La traversée jusqu'à Puerto Natales va durer près de 44 heures et nous passerons deux nuits sur le bateau. Nous faisons la connaissance de Liv, cyclo-voyageuse suisso-norvégienne fort sympathique, assise juste à côté de nous. Nous partageons nos repas tous les cinq. La vie à bord est tranquille, les nuits courtes : nous admirons la vue sur le pont. Le bateau évolue dans un paysage très sauvage, qui ne semble pas du tout touché par l'homme : d'immenses fjords aux eaux sombres qui serpentent au milieu d'un véritable archipel d'îles et îlots recouverts de végétation dense, de brume et, pour les plus grands, de hauts sommets et de glaciers d'où coulent de longues cascades. C'est très mystérieux et fort impressionnant. Là, nous nous sentons vraiment au bout du monde. Les passagers contemplent en silence, espérant apercevoir des animaux. Et en effet, le commandant invite tout le monde à venir admirer trois orques qui nagent un peu plus loin ! Nous apercevons aussi de nombreuses otaries, qui paressent sur les rochers et quelques dauphins qui jouent avec les vagues du bateau. Nous ferons une seule halte, à Puerto Eden, seul petit village du coin, avec ses maisons colorées sur pilotis et ses pontons de bois perdus dans le brouillard. Quelques autres passagers embarquent, le bateau débarque plusieurs caisses de nourriture et embarque des dizaines de casiers remplis d'algues brunes utilisées en parfumerie qui sentent fort.

Le 7 février, après le déjeuner, le paysage change et nous apercevons Puerto Natales. Excitation ! Les îlots recouverts d'arbres font place à un paysage plane, venteux, aux couleurs jaunes. La Patagonie, la "vraie", vous diront les habitants. Nous sommes heureux de débarquer, donnons rendez-vous à Liv pour un repas ensemble le lendemain et partons au nord de la ville, direction l'hostel où j'ai réservé nos chambres : Redpoint Patagonia. L'endroit est tenu par un Chilien et une Néerlandaise, Ruth, avec leur petit garçon.
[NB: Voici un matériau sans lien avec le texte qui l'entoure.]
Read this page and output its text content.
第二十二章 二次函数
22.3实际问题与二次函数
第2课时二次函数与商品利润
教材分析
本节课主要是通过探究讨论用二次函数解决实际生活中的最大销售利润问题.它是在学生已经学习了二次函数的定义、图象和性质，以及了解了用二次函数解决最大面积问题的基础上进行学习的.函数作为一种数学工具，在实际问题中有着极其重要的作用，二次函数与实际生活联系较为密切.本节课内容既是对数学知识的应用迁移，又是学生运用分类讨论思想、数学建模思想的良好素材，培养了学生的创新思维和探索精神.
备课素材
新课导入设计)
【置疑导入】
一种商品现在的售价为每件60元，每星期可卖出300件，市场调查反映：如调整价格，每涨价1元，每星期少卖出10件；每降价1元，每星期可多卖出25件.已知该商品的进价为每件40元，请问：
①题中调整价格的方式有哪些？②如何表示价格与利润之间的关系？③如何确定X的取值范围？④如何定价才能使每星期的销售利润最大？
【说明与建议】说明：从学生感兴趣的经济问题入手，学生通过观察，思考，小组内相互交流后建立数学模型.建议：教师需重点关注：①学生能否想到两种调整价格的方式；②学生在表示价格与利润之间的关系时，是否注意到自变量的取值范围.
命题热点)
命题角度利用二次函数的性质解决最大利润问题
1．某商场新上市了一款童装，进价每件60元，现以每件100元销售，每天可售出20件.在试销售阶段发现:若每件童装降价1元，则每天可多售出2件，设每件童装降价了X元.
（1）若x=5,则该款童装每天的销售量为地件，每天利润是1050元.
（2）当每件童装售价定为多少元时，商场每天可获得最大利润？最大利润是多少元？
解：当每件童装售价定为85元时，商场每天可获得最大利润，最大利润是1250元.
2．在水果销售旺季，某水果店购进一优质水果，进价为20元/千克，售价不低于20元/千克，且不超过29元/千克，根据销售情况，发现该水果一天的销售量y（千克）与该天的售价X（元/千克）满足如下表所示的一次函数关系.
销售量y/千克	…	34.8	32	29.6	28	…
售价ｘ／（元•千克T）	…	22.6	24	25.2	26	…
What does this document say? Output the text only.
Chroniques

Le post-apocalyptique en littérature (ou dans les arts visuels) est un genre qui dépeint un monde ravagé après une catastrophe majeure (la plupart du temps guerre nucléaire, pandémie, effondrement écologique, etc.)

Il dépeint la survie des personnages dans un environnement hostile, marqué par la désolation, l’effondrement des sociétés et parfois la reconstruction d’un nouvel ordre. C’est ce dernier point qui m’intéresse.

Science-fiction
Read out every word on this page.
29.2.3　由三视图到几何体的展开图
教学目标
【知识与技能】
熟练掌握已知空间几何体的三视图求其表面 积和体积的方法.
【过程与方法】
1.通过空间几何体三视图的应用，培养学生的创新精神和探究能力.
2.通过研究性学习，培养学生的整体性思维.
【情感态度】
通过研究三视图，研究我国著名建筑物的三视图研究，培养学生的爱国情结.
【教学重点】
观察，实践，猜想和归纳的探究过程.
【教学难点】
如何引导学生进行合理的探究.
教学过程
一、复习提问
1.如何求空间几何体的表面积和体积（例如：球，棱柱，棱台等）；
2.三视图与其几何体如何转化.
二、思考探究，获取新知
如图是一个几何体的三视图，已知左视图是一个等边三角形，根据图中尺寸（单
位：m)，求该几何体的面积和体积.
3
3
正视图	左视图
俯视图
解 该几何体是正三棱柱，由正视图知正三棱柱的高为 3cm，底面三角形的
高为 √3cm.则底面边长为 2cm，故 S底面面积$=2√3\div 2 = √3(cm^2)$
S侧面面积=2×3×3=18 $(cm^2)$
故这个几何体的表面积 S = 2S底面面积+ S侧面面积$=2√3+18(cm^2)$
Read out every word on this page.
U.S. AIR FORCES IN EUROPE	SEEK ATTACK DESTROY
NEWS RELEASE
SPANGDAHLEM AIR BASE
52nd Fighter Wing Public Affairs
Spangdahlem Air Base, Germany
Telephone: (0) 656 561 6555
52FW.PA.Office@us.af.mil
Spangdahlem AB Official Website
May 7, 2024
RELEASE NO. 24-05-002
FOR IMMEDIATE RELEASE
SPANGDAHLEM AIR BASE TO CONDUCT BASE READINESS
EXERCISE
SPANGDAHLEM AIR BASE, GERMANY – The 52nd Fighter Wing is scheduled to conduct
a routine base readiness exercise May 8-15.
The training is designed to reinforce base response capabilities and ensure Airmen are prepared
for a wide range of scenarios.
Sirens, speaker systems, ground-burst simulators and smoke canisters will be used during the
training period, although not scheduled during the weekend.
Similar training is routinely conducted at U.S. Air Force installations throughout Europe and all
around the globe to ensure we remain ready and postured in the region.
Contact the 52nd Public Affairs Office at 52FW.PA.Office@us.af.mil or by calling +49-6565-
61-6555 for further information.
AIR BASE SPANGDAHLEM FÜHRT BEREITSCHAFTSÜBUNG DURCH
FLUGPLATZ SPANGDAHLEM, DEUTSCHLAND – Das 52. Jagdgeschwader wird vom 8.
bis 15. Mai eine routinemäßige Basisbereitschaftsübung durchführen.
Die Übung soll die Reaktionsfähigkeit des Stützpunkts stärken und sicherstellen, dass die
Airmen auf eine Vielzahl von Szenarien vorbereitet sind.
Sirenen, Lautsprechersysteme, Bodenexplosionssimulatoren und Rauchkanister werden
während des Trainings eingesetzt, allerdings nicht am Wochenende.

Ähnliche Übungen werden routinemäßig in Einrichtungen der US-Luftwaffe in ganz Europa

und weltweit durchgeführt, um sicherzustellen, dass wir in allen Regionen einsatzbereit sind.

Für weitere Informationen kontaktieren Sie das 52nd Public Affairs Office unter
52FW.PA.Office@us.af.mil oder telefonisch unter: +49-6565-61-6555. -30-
C'est un repaire de backpackers cools et de fanas d'escalade puisque derrière la petite salle d'accueil se trouvent des blocs ! La salle principale, en bois, est très conviviale : grande cuisine, table en bois, poêle autour duquel nous pouvons boire un thé chaud. Sur les murs, de grandes cartes de la Patagonie. Le pied. Nous discutons avec des Chiliens, un accordéoniste colombien et un Costa-ricain de passage. Nous passons deux jours à Redpoint, histoire de nous reposer et de préparer notre randonnée dans le fameux parc Torres del Paine ! Mention spéciale aux pizzas cuisinées par Mitch et Maria, un pur délice.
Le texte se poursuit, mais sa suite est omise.